Grinse also und sage: Von vielen Kunden.
Hier zeigt sich eine wirklich deutliche Parallele, wenn es um die Startgespräche von Projekten geht. Fast alle Kunden, mit denen ich jetzt schon lange gemeinsam Arbeite, vertrauen meinen zeitlichen Einschätzungen und buchen mich auch genau deswegen. Haben den Ansatz, dass man – wenn man alles in einem 30 Sekunden Video erklären kann, keine 3 Minuten daraus machen muss – verstanden. Kommen selber mit Kurz-Video-Ideen, weil sie gemerkt haben, dass keiner den Imagefilm der Firma, der 5 Minuten lang ist, zu Ende schaut. Und deshalb fruchtet es in den Meetings viel mehr. Plötzlich werden die Anfragen für die ausgeschriebenen Ausbildungsplätze des Betriebes mehr; immer wieder wird auf Instagram und Facebook verwiesen – und das alle Infos so knackig waren, dass „man direkt Lust hatte, den Kontakt zur Firma aufzunehmen“.

So ein Projekt, wo der Ansatz der Agentur auch genau aus meinem Kopf hätte entsprungen sein können und wo direkt klar war, dass „weniger mehr ist“, hatte ich im Februar 2018 auf dem Zettel.
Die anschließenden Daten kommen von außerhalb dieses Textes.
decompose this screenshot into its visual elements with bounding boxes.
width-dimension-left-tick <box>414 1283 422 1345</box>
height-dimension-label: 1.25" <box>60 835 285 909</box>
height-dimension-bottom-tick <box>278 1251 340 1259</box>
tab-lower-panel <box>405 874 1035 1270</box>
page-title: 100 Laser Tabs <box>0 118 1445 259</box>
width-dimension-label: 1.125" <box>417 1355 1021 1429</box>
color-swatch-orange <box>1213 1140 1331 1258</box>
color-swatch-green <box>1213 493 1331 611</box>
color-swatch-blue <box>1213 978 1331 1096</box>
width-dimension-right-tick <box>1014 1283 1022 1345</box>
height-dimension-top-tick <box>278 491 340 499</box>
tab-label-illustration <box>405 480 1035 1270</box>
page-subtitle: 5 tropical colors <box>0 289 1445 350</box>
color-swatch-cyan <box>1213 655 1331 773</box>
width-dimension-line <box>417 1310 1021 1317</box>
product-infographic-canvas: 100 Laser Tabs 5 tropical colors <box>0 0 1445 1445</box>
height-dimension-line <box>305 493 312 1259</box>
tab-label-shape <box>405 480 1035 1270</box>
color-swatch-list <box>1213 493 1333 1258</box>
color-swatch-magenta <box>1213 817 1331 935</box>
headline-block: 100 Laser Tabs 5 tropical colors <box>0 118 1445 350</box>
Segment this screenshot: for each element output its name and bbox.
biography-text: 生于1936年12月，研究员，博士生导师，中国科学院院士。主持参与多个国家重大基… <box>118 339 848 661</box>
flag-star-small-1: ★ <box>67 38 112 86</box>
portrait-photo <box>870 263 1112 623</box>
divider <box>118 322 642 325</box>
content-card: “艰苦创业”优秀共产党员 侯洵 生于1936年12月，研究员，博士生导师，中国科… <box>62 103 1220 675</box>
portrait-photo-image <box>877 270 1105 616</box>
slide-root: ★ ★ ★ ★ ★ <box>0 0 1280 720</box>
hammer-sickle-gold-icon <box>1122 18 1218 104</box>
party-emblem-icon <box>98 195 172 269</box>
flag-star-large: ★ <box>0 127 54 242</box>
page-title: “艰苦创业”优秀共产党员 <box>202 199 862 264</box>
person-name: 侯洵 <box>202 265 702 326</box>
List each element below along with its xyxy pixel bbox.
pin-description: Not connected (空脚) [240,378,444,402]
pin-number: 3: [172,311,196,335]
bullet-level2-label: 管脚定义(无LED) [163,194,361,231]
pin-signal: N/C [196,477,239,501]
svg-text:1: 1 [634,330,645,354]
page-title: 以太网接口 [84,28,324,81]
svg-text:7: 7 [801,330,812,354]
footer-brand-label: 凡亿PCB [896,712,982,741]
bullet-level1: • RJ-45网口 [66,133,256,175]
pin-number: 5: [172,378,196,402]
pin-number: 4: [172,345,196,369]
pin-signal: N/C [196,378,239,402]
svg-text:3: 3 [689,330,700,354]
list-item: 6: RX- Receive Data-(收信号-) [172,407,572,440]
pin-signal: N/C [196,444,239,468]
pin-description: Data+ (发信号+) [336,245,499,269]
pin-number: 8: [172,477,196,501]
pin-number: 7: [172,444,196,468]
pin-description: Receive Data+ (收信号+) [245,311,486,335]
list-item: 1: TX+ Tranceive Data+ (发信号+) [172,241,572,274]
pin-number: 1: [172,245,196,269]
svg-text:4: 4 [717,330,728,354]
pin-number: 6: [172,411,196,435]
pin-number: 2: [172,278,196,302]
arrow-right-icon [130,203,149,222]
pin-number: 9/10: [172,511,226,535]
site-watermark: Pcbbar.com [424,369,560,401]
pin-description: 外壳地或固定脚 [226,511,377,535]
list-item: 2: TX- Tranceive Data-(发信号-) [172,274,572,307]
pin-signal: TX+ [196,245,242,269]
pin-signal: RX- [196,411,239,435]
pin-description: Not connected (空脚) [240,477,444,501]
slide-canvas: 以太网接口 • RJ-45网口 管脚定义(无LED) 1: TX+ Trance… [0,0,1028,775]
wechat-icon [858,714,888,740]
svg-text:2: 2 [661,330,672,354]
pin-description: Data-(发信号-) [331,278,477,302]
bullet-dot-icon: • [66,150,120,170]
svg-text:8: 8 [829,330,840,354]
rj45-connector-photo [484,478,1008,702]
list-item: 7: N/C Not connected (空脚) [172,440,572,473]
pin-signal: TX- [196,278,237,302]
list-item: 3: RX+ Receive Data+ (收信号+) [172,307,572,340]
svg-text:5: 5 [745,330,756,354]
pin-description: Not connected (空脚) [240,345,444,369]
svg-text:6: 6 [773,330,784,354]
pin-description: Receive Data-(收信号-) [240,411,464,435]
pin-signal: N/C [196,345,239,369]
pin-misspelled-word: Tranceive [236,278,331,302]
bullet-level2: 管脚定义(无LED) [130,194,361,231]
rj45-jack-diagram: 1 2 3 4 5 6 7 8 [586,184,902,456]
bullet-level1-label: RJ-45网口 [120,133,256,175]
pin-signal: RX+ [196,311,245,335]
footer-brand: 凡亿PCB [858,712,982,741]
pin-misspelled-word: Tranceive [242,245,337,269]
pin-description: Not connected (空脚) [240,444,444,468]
Der Input, der dem Zuschauer hier vermittelt werden soll, ist so komprimiert, dass man zwar direkt weiß, worum es geht, aber sich bei Interesse auf der Homepage des Endkunden Betonfertiggaragen e.V. weiter informieren muss. Deshalb waren weder ablenkende, schnelle Schnitte von Nöten oder irgendwelche Effekte, sondern es reichte eine perfekt passende Protagonistin – hier Lina van de Mars – und ein klares, nicht überladenes Bild.

 
30 Sekunden ohne viel SchnickSchnack. Fertig ist das, was der Kunde sich gewünscht hat. Die Infos kommen an, ohne dass du am Ende des Clips nicht mehr weißt, was zu Beginn gesagt wurde.

Kunde, Agentur und Ausführende Kräfte – hier lief alles auf einer harmonischen Ebene ab.

Natürlich gibt es auch noch diejenigen, die von diesem harmonischen Fluss überzeugt werden müssen. Aber genau das ist etwas, was mir immer schon lag und was ich ja eigentlich gerne mache.
Und da löst sich die Parallele dann; bei meinen Kunden werde ich wie gewohnt so lange reden, bis wir alle Ideen im besten Maße gemeinsam untergebracht haben. Beim Weißwein hingegen bleibe ich in Zukunft wohl lieber stumm.